The courts have no business ruling on scientific matters. Few judges even seem to understand the plain text of the U.S. Constitution, so they certainly have no qualifications to issue judgments where science is concerned. Here is Glenn T. Stanton writing yesterday at The Federalist:
What does it actually mean when we refer to one’s “sexual orientation” or “gender identity”? The answers seem obvious—that is, until we actually have to land on an answer. This question takes on great importance when it involves consequential public policies, such as the one Houston and many other jurisdictions currently face.
Recall that, in 2014, Houston Mayor Annise Parker passed the smoothly titled Houston Equal Rights Ordinance (HERO) through her city council to much fanfare, then proceeded to demand her city’s pastors dutifully submit “all speeches, presentations or sermons” related to HERO to her for approval.

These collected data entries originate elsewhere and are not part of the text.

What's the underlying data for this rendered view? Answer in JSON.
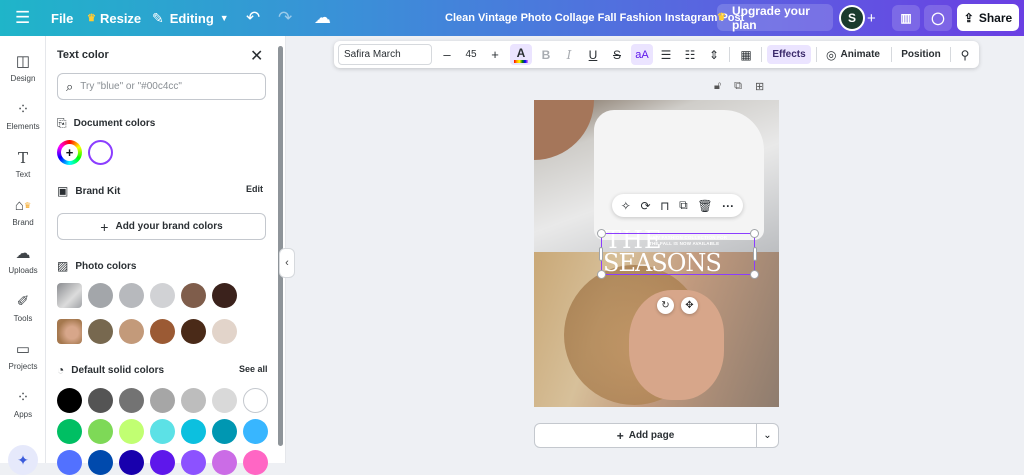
{
  "topbar": {
    "menu_icon": "hamburger-menu-icon",
    "file": "File",
    "resize": "Resize",
    "resize_icon": "crown-icon",
    "editing": "Editing",
    "doc_title": "Clean Vintage Photo Collage Fall Fashion Instagram Post",
    "upgrade": "Upgrade your plan",
    "avatar_initial": "S",
    "share": "Share",
    "colors": {
      "gradient_start": "#1fb5c9",
      "gradient_end": "#6a3fe3",
      "avatar_bg": "#1a3b2d"
    }
  },
  "rail": {
    "items": [
      {
        "label": "Design",
        "icon": "design-icon"
      },
      {
        "label": "Elements",
        "icon": "elements-icon"
      },
      {
        "label": "Text",
        "icon": "text-icon"
      },
      {
        "label": "Brand",
        "icon": "brand-icon"
      },
      {
        "label": "Uploads",
        "icon": "uploads-icon"
      },
      {
        "label": "Tools",
        "icon": "tools-icon"
      },
      {
        "label": "Projects",
        "icon": "projects-icon"
      },
      {
        "label": "Apps",
        "icon": "apps-icon"
      }
    ]
  },
  "panel": {
    "title": "Text color",
    "search_placeholder": "Try \"blue\" or \"#00c4cc\"",
    "document_colors": "Document colors",
    "brand_kit": "Brand Kit",
    "brand_edit": "Edit",
    "add_brand": "Add your brand colors",
    "photo_colors": "Photo colors",
    "default_colors": "Default solid colors",
    "see_all": "See all",
    "photo_row1": [
      "#a3a6aa",
      "#b7b9bd",
      "#d1d2d5",
      "#7f5d4b",
      "#3b221c"
    ],
    "photo_row2": [
      "#77684f",
      "#c39a7a",
      "#9b5a34",
      "#4a2a18",
      "#e2d4ca"
    ],
    "default_row1": [
      "#000000",
      "#545454",
      "#737373",
      "#a6a6a6",
      "#bdbdbd",
      "#d9d9d9",
      "#ffffff"
    ],
    "default_row2": [
      "#00bf63",
      "#7ed957",
      "#c1ff72",
      "#5ce1e6",
      "#0cc0df",
      "#0097b2",
      "#38b6ff"
    ],
    "default_row3": [
      "#5271ff",
      "#004aad",
      "#1800ad",
      "#5e17eb",
      "#8c52ff",
      "#cb6ce6",
      "#ff66c4"
    ]
  },
  "editor_toolbar": {
    "font": "Safira March",
    "size": "45",
    "effects": "Effects",
    "animate": "Animate",
    "position": "Position",
    "text_color_swatch": "#8b3dff"
  },
  "canvas": {
    "headline_1": "THE",
    "headline_2": "SEASONS",
    "tagline_1": "NEW FASHION COLLECTION FOR",
    "tagline_2": "THE FALL IS NOW AVAILABLE",
    "add_page": "Add page",
    "selection_color": "#8b3dff"
  }
}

The Texas Supreme Court unanimously ruled that the council must either repeal the ordinance or put it up for a vote by Houston’s citizens. That vote will be November 3. The only language in Proposition 1 under debate is its inclusion of the terms “sexual orientation” and “gender identity.” Contrary to elite assumptions, compelling reasons do exist for rejecting the ordinance beyond those mouth-breathers’ refusal to join the “right side of history” and all that.

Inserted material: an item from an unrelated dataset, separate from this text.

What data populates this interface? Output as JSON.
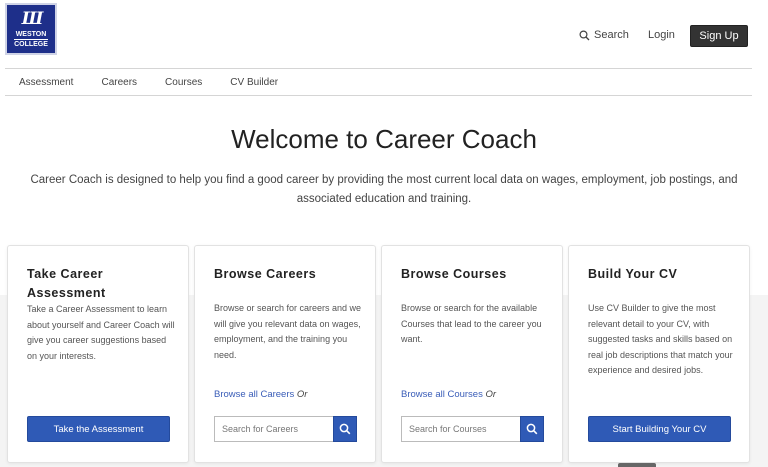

A major reason is that the terms “sexual orientation” and “gender identity” are terribly subjective. They mean very different things to reasonable people, and find no common definition even within the LGBT community. Consequential public policy demands more precision. If we don’t know what these terms mean, nobody can know if he is violating the law or not until hauled into court, and even then various judges are likely to disagree.
So, what does “sexual orientation” actually include and exclude? How is one’s “gender identity” determined and legally ascertained? Neither of these are objective, measurable personal characteristics like race, sex, color, ethnicity, pregnancy, disability, etc., but they are assumed as such in laws like this. Great trouble arises when we assume we are all talking about the same thing here but in fact are not. Let’s see how this is precisely case we have today.
Gender Identity Isn’t Settled Science
Gender theorists confidently explain what gender is with this clever ditty: “Sex is what’s between your legs. Gender is what’s between your ears.” I think, therefore I am. He’s a man purely because he understands himself as such, regardless of what his original physical factory settings may indicate. She is a woman for the very same reasons. And no one can say otherwise. Does a better example of subjectivity exist? But this understanding is far from settled among leading scholars.